È molto comune che in presenza di cardiopatie gravi come l’infarto, il soggetto incominci a sudare copiosamente mentre il corpo è scosso da brividi, a causa di una profonda alterazione omeostatica di tutto il corpo. La causa del sudore freddo è riconducibile a intensi processi di vasocostrizione, che stimolano le ghiandole sudoripare a funzionare in maniera anomala. Anche se si tratta di un sintomo transitorio e non allarmante, la sudorazione fredda può essere un sintomo di infarto, soprattutto se associato a oppressione toracica, palpitazioni, pallore del volto, dispnea, nausea e vomito. La produzione di sudore freddo è, infatti, un controsenso funzionale, in quanto il sudore viene normalmente emesso dalla pelle per abbassare la temperatura corporea. In presenza di infarto, invece, viene a mancare il controllo termoregolatorio e il corpo è sottoposto a uno stress funzionale per cui emette sudore nonostante la temperatura corporea sia più bassa del normale.
È comunque fondamentale ricordare che per l’infarto miocardico, come per molte malattie, la migliore terapia è la prevenzione, cominciando dal correggere alcune scorrette abitudini alimentari e comportamentali fino al usufruire di alcuni dispositivi che la tecnologia ci mette a disposizione.
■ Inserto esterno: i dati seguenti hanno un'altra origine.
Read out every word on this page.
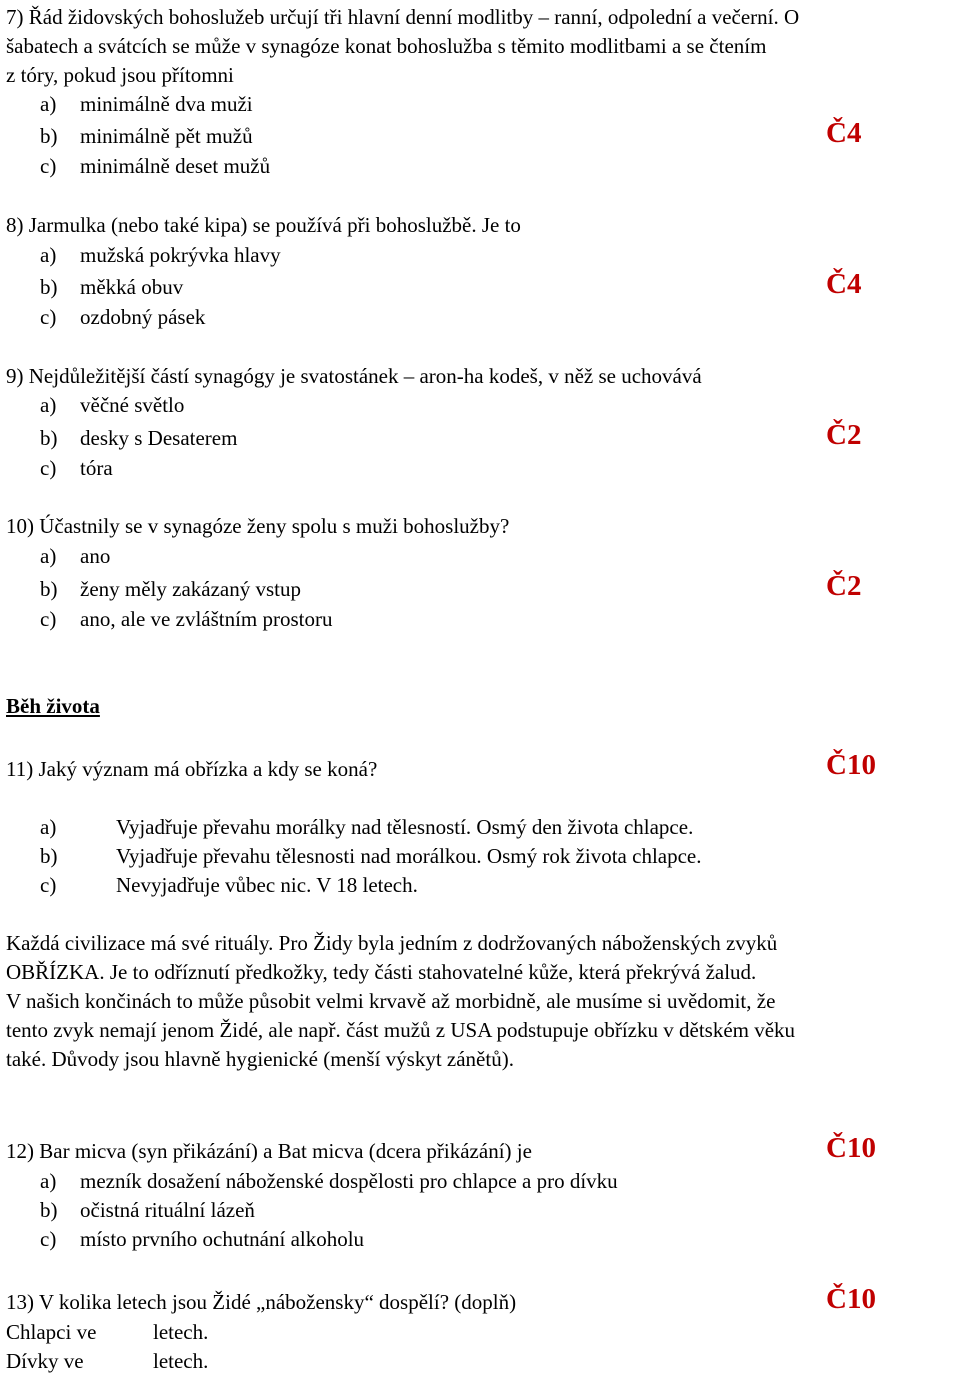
7) Řád židovských bohoslužeb určují tři hlavní denní modlitby – ranní, odpolední a večerní. O
šabatech a svátcích se může v synagóze konat bohoslužba s těmito modlitbami a se čtením
z tóry, pokud jsou přítomni
a) minimálně dva muži
b) minimálně pět mužů	Č4
c) minimálně deset mužů
8) Jarmulka (nebo také kipa) se používá při bohoslužbě. Je to
a) mužská pokrývka hlavy
b) měkká obuv	Č4
c) ozdobný pásek
9) Nejdůležitější částí synagógy je svatostánek – aron-ha kodeš, v něž se uchovává
a) věčné světlo
b) desky s Desaterem	Č2
c) tóra
10) Účastnily se v synagóze ženy spolu s muži bohoslužby?
a) ano
b) ženy měly zakázaný vstup	Č2
c) ano, ale ve zvláštním prostoru
Běh života
11) Jaký význam má obřízka a kdy se koná?	Č10
a)	Vyjadřuje převahu morálky nad tělesností. Osmý den života chlapce.
b)	Vyjadřuje převahu tělesnosti nad morálkou. Osmý rok života chlapce.
c)	Nevyjadřuje vůbec nic. V 18 letech.
Každá civilizace má své rituály. Pro Židy byla jedním z dodržovaných náboženských zvyků
OBŘÍZKA. Je to odříznutí předkožky, tedy části stahovatelné kůže, která překrývá žalud.
V našich končinách to může působit velmi krvavě až morbidně, ale musíme si uvědomit, že
tento zvyk nemají jenom Židé, ale např. část mužů z USA podstupuje obřízku v dětském věku
také. Důvody jsou hlavně hygienické (menší výskyt zánětů).
12) Bar micva (syn přikázání) a Bat micva (dcera přikázání) je	Č10
a) mezník dosažení náboženské dospělosti pro chlapce a pro dívku
b) očistná rituální lázeň
c) místo prvního ochutnání alkoholu
13) V kolika letech jsou Židé „nábožensky“ dospělí? (doplň)	Č10
Chlapci ve	letech.
Dívky ve	letech.
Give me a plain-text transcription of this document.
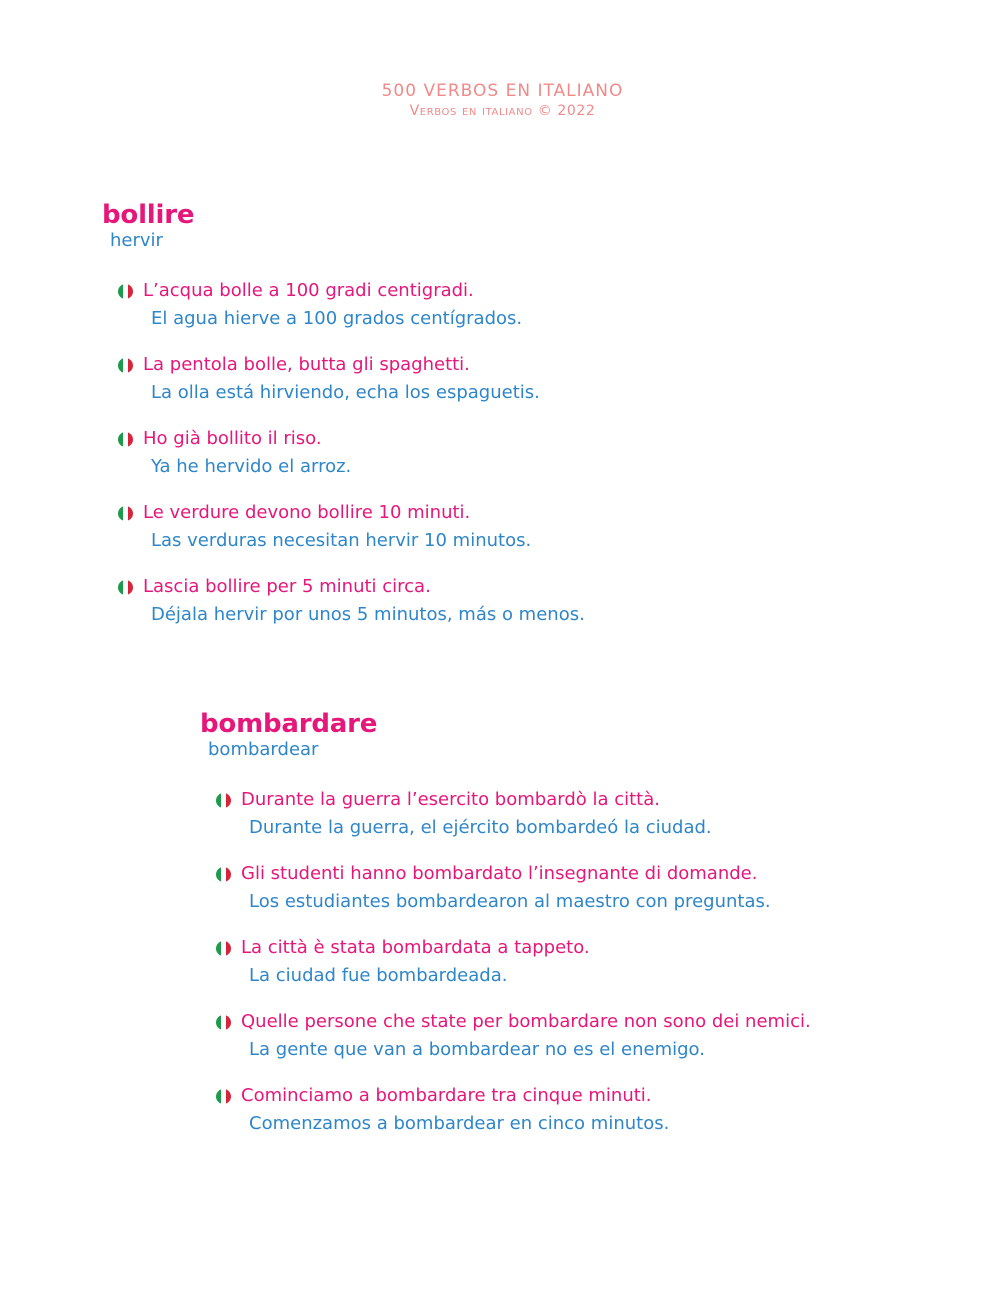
500 VERBOS EN ITALIANO
Verbos en italiano © 2022
bollire
hervir
L’acqua bolle a 100 gradi centigradi.
El agua hierve a 100 grados centígrados.
La pentola bolle, butta gli spaghetti.
La olla está hirviendo, echa los espaguetis.
Ho già bollito il riso.
Ya he hervido el arroz.
Le verdure devono bollire 10 minuti.
Las verduras necesitan hervir 10 minutos.
Lascia bollire per 5 minuti circa.
Déjala hervir por unos 5 minutos, más o menos.
bombardare
bombardear
Durante la guerra l’esercito bombardò la città.
Durante la guerra, el ejército bombardeó la ciudad.
Gli studenti hanno bombardato l’insegnante di domande.
Los estudiantes bombardearon al maestro con preguntas.
La città è stata bombardata a tappeto.
La ciudad fue bombardeada.
Quelle persone che state per bombardare non sono dei nemici.
La gente que van a bombardear no es el enemigo.
Cominciamo a bombardare tra cinque minuti.
Comenzamos a bombardear en cinco minutos.
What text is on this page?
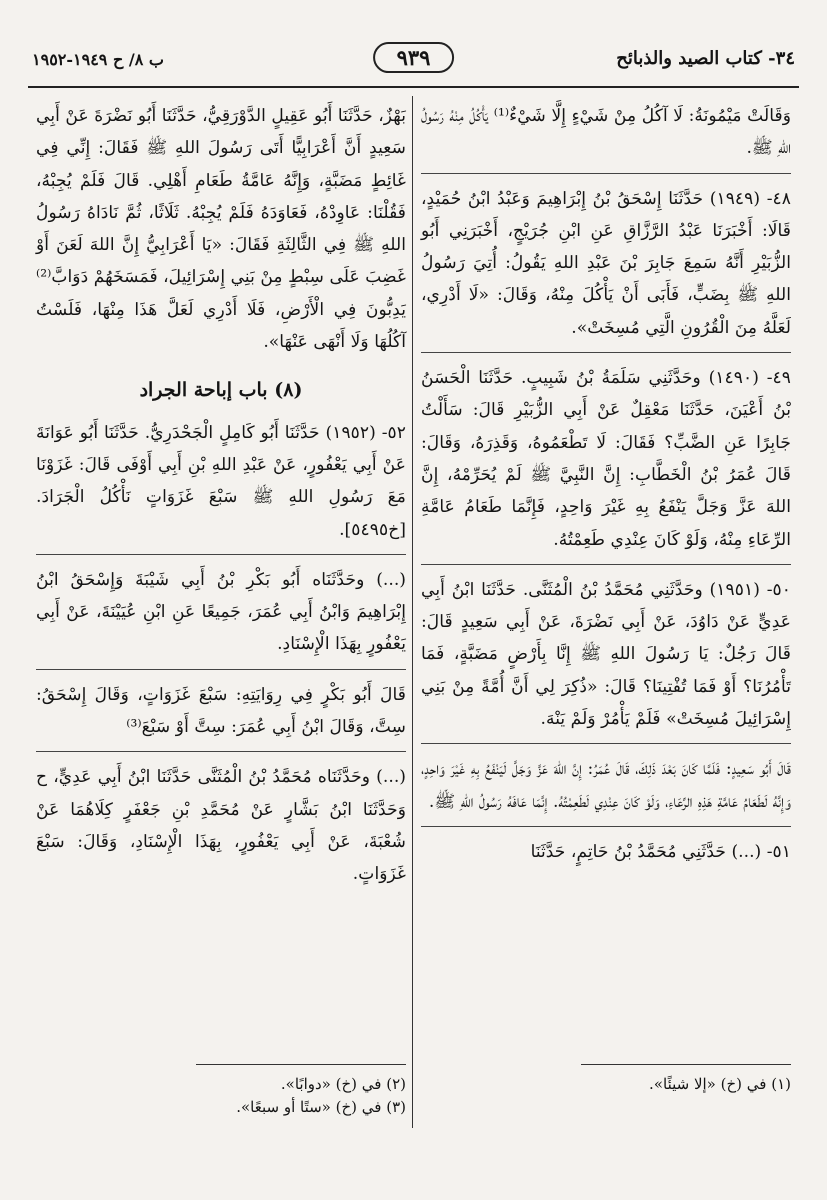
٣٤- كتاب الصيد والذبائح
٩٣٩
ب ٨/ ح ١٩٤٩-١٩٥٢

وَقَالَتْ مَيْمُونَةُ: لَا آكُلُ مِنْ شَيْءٍ إِلَّا شَيْءٌ⁽¹⁾ يَأْكُلُ مِنْهُ رَسُولُ اللهِ ﷺ.

٤٨- (١٩٤٩) حَدَّثَنَا إِسْحَقُ بْنُ إِبْرَاهِيمَ وَعَبْدُ ابْنُ حُمَيْدٍ، قَالَا: أَخْبَرَنَا عَبْدُ الرَّزَّاقِ عَنِ ابْنِ جُرَيْجٍ، أَخْبَرَنِي أَبُو الزُّبَيْرِ أَنَّهُ سَمِعَ جَابِرَ بْنَ عَبْدِ اللهِ يَقُولُ: أُتِيَ رَسُولُ اللهِ ﷺ بِضَبٍّ، فَأَبَى أَنْ يَأْكُلَ مِنْهُ، وَقَالَ: «لَا أَدْرِي، لَعَلَّهُ مِنَ الْقُرُونِ الَّتِي مُسِخَتْ».

٤٩- (١٤٩٠) وحَدَّثَنِي سَلَمَةُ بْنُ شَبِيبٍ. حَدَّثَنَا الْحَسَنُ بْنُ أَعْيَنَ، حَدَّثَنَا مَعْقِلٌ عَنْ أَبِي الزُّبَيْرِ قَالَ: سَأَلْتُ جَابِرًا عَنِ الضَّبِّ؟ فَقَالَ: لَا تَطْعَمُوهُ، وَقَذِرَهُ، وَقَالَ: قَالَ عُمَرُ بْنُ الْخَطَّابِ: إِنَّ النَّبِيَّ ﷺ لَمْ يُحَرِّمْهُ، إِنَّ اللهَ عَزَّ وَجَلَّ يَنْفَعُ بِهِ غَيْرَ وَاحِدٍ، فَإِنَّمَا طَعَامُ عَامَّةِ الرِّعَاءِ مِنْهُ، وَلَوْ كَانَ عِنْدِي طَعِمْتُهُ.

٥٠- (١٩٥١) وحَدَّثَنِي مُحَمَّدُ بْنُ الْمُثَنَّى. حَدَّثَنَا ابْنُ أَبِي عَدِيٍّ عَنْ دَاوُدَ، عَنْ أَبِي نَضْرَةَ، عَنْ أَبِي سَعِيدٍ قَالَ: قَالَ رَجُلٌ: يَا رَسُولَ اللهِ ﷺ إِنَّا بِأَرْضٍ مَضَبَّةٍ، فَمَا تَأْمُرُنَا؟ أَوْ فَمَا تُفْتِينَا؟ قَالَ: «ذُكِرَ لِي أَنَّ أُمَّةً مِنْ بَنِي إِسْرَائِيلَ مُسِخَتْ» فَلَمْ يَأْمُرْ وَلَمْ يَنْهَ.

قَالَ أَبُو سَعِيدٍ: فَلَمَّا كَانَ بَعْدَ ذَلِكَ، قَالَ عُمَرُ: إِنَّ اللهَ عَزَّ وَجَلَّ لَيَنْفَعُ بِهِ غَيْرَ وَاحِدٍ، وَإِنَّهُ لَطَعَامُ عَامَّةِ هَذِهِ الرِّعَاءِ، وَلَوْ كَانَ عِنْدِي لَطَعِمْتُهُ. إِنَّمَا عَافَهُ رَسُولُ اللهِ ﷺ.

٥١- (...) حَدَّثَنِي مُحَمَّدُ بْنُ حَاتِمٍ، حَدَّثَنَا

بَهْزٌ، حَدَّثَنَا أَبُو عَقِيلٍ الدَّوْرَقِيُّ، حَدَّثَنَا أَبُو نَضْرَةَ عَنْ أَبِي سَعِيدٍ أَنَّ أَعْرَابِيًّا أَتَى رَسُولَ اللهِ ﷺ فَقَالَ: إِنِّي فِي غَائِطٍ مَضَبَّةٍ، وَإِنَّهُ عَامَّةُ طَعَامِ أَهْلِي. قَالَ فَلَمْ يُجِبْهُ، فَقُلْنَا: عَاوِدْهُ، فَعَاوَدَهُ فَلَمْ يُجِبْهُ. ثَلَاثًا، ثُمَّ نَادَاهُ رَسُولُ اللهِ ﷺ فِي الثَّالِثَةِ فَقَالَ: «يَا أَعْرَابِيُّ إِنَّ اللهَ لَعَنَ أَوْ غَضِبَ عَلَى سِبْطٍ مِنْ بَنِي إِسْرَائِيلَ، فَمَسَخَهُمْ دَوَابَّ⁽²⁾ يَدِبُّونَ فِي الْأَرْضِ، فَلَا أَدْرِي لَعَلَّ هَذَا مِنْهَا، فَلَسْتُ آكُلُهَا وَلَا أَنْهَى عَنْهَا».

(٨) باب إباحة الجراد

٥٢- (١٩٥٢) حَدَّثَنَا أَبُو كَامِلٍ الْجَحْدَرِيُّ. حَدَّثَنَا أَبُو عَوَانَةَ عَنْ أَبِي يَعْفُورٍ، عَنْ عَبْدِ اللهِ بْنِ أَبِي أَوْفَى قَالَ: غَزَوْنَا مَعَ رَسُولِ اللهِ ﷺ سَبْعَ غَزَوَاتٍ نَأْكُلُ الْجَرَادَ. [خ٥٤٩٥].

(...) وحَدَّثَنَاه أَبُو بَكْرِ بْنُ أَبِي شَيْبَةَ وَإِسْحَقُ ابْنُ إِبْرَاهِيمَ وَابْنُ أَبِي عُمَرَ، جَمِيعًا عَنِ ابْنِ عُيَيْنَةَ، عَنْ أَبِي يَعْفُورٍ بِهَذَا الْإِسْنَادِ.

قَالَ أَبُو بَكْرٍ فِي رِوَايَتِهِ: سَبْعَ غَزَوَاتٍ، وَقَالَ إِسْحَقُ: سِتَّ، وَقَالَ ابْنُ أَبِي عُمَرَ: سِتَّ أَوْ سَبْعَ⁽³⁾

(...) وحَدَّثَنَاه مُحَمَّدُ بْنُ الْمُثَنَّى حَدَّثَنَا ابْنُ أَبِي عَدِيٍّ، ح وَحَدَّثَنَا ابْنُ بَشَّارٍ عَنْ مُحَمَّدِ بْنِ جَعْفَرٍ كِلَاهُمَا عَنْ شُعْبَةَ، عَنْ أَبِي يَعْفُورٍ، بِهَذَا الْإِسْنَادِ، وَقَالَ: سَبْعَ غَزَوَاتٍ.

(١) في (خ) «إلا شيئًا».
(٢) في (خ) «دوابًا».
(٣) في (خ) «ستًا أو سبعًا».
L’holter cardiaco o elettrocardiogramma dinamico è un esame non invasivo, eseguito impiegando un piccolo registratore che, grazie a elettrodi applicati sul torace del paziente, monitora in maniera continuativa (da 24 a 48 ore) l’attività elettrica del cuore e consente di valutare la regolarità del ritmo e la presenza di aritmie cardiache, alterazioni della frequenza cardiaca, per escludere o confermare patologie coronariche. In particolare, questo esame è indicato per:
- il rilevamento di aritmie cardiache (da quelle ipocinetiche, in cui la frequenza del battito è inferiore alla media, alle tachiaritmie, in cui è superiore alla media che, generalmente, è compresa tra i 60 e 100 battiti al minuto);
- lo studio di alterazioni discontinue del ritmo cardiaco;
- la diagnosi di cardiopatie ischemiche (specialmente nei casi in cui si manifestano in maniera silente, cioè non accompagnate da una sintomatologia importante come il classico dolore anginoso);
- l’approfondimento di disturbi come cardiopalmo, dolore al torace, vertigini;
- il controllo del funzionamento di dispositivi impiantati come il pacemaker;
- il monitoraggio di parametri cardiaci che possono essere alterati dall’utilizzo di antibiotici o farmaci neurologici.
La diagnosi di certezza di Infarto miocardico richiede invece l’esecuzione di un elettrocardiogramma a 12 derivazioni, un esame diagnostico non invasivo, sicuro, indolore e della durata di pochi minuti, che permette di valutare le variazioni elettriche che si verificano durante l’attività cardiaca. In caso di infarto acuto, il cuore non riesce a svolgere normalmente la sua attività, per cui cerca di sopperire con un focus irregolare pur di generare un battito. Le extrasistoli, appunto, sono battiti cardiaci anomali, provocati da impulsi contrattili che insorgono prematuramente rispetto allo stimolo fisiologico e che progressivamente, diventando sempre più numerose, portano ad aritmie complesse chiamate palpitazioni. La loro presenza è tipica di alcune cardiopatie tra cui soprattutto lo scompenso cardiaco e l’infarto del miocardio.
In questo campo la farmacia è ormai un punto di riferimento nell’offrire servizi di alta qualità, utili nel garantire una corretta prevenzione e in alcuni casi un intervento tempestivo.